• Hana Kovac

Vegetarians and Keto?

I have never been a vegetarian for some specific reasons. However, I respect animals and the meat I buy for me and my family is always from a good source - organic and grass-fed. Nonetheless, this can have a negative impact on our family budget of 6 - grass-fed meat is much more expensive than conventionally raised meat. As I am not prepared to feed my family the latter, I researched some protein-rich foods which you can enjoy without breaking the bank (and even on a low-carb diet!).
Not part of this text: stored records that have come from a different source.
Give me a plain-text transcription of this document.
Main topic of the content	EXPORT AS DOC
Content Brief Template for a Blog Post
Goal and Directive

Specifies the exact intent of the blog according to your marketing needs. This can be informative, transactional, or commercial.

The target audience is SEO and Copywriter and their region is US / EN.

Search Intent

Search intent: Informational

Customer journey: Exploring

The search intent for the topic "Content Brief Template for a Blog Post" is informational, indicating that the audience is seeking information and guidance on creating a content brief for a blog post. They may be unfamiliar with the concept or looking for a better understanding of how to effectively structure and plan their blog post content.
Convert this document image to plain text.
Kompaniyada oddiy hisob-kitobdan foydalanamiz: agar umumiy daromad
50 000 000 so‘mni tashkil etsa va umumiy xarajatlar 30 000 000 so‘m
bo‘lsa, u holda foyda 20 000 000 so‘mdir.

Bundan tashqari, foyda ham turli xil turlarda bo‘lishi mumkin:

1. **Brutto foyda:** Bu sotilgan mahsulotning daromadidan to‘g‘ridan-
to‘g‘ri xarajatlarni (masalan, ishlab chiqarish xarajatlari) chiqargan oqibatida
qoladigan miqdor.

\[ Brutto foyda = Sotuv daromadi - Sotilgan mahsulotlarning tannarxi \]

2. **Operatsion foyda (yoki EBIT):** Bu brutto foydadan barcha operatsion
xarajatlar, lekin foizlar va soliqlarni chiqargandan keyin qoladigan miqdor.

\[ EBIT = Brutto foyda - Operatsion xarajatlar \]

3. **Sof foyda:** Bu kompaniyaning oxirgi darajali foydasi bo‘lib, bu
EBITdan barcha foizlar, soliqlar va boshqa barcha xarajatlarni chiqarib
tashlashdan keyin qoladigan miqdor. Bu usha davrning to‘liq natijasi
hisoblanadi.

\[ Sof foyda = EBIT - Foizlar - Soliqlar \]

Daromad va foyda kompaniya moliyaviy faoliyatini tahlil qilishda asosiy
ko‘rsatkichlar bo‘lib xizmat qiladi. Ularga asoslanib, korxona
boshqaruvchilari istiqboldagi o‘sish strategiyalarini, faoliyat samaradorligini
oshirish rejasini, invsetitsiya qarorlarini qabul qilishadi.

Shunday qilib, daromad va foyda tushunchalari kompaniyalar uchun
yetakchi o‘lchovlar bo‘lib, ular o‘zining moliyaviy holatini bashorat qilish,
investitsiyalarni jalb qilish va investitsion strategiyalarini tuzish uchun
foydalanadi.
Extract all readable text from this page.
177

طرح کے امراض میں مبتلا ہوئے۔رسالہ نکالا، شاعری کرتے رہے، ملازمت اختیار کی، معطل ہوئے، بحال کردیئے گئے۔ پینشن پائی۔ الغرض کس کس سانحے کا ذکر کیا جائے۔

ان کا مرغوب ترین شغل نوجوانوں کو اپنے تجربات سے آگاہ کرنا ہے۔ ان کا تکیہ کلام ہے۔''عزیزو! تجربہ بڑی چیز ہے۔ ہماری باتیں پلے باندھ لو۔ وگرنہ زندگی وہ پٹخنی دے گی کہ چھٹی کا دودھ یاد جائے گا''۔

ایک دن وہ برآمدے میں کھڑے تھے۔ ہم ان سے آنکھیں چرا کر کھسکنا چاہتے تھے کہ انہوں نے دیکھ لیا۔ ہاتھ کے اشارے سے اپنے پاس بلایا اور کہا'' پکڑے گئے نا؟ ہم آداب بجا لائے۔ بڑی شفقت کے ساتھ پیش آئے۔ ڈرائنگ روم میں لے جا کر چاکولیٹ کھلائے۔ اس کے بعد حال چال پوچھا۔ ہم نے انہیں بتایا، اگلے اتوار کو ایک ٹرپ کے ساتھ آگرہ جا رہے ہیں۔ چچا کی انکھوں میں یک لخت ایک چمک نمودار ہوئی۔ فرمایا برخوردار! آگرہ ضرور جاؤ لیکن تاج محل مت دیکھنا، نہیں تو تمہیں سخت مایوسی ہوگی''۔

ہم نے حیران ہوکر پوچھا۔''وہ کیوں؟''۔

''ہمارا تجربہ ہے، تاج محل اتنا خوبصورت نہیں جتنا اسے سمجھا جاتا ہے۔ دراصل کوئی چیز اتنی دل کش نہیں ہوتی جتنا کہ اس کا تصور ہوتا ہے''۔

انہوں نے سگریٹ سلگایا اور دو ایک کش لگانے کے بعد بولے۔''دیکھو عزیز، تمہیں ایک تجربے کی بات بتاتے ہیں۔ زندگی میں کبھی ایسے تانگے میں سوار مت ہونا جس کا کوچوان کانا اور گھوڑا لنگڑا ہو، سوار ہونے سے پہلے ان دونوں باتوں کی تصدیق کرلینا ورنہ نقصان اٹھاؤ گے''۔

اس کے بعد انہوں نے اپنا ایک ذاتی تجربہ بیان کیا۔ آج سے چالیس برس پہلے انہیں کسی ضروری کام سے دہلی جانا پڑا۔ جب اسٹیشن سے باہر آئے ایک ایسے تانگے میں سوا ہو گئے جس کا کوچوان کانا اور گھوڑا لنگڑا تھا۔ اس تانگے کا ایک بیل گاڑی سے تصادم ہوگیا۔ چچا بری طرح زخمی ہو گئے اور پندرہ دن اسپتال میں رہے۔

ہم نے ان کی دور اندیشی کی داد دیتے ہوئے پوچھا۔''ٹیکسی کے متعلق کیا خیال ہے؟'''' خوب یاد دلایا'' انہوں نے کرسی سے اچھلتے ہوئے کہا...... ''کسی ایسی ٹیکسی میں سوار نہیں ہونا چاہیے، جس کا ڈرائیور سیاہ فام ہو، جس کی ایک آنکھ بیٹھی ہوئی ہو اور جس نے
As the biggest component of the ketogenic or any low-carb diet is fat, and you know by now that you should eat more fat to stay healthy, you can easily get it from vegetarian foods. Here are some of the protein and fat rich foods full of good nutrients.

Eggs: the most versatile food on earth. Just make sure they’re pastured or free-range. In France, choose eggs with the number 0.

Dairy: always go for organic and grass-fed dairy. The best choices for a fat-rich diet are heavy whipping cream, cream cheese, cottage cheese, hard cheeses like Parmesan, Swiss, feta, and cheddar (full-fat), soft cheese like brie, mozzarella, and bleu cheese (full-fat), butter (grass-fed), full-fat unsweetened Greek yogurt or coconut yogurt.

Tempeh: a vegetarian soy food, made from cooked and slightly fermented soybeans and formed into a patty. Chose only non-GMO organic tempeh and check if there were no grains added (most brands of tempeh add other grains, such as barley).

Natto: Natto is made by soaking whole soybeans, then steaming or boiling them, and afterwards adding the bacteria Bacillus subtilis to the mixture. It is then allowed to ferment over time.

Miso: miso paste is made from fermented soybeans and grains and contains millions of beneficial bacteria. There are hundreds of different types of miso and different versions are linked with regional cuisines, identities and flavours. For easy lunch or dinner, combine vegetable broth with miso paste and add some more veggies.

Nuts and seeds: My pantry is always stocked with a variety of seeds, nuts and nut butters. They are pretty easy add-ins for smoothies, yoghurt bowls, and salads to boost health. Nuts and seeds are sources of both protein and fat. Best nuts for a low-carb diet include pecans, Brazil nuts, macadamia nuts, walnuts, coconut (unsweetened), hazelnuts, pine nuts, almonds and nut butters made from any of the above. Sometimes you can enjoy peanuts, pistachios, cashews or chestnuts. For seeds, choose chia seeds, flaxseeds and hemp seeds. My personal favourites these days are hemp seeds, wonderful high-fiber superfood.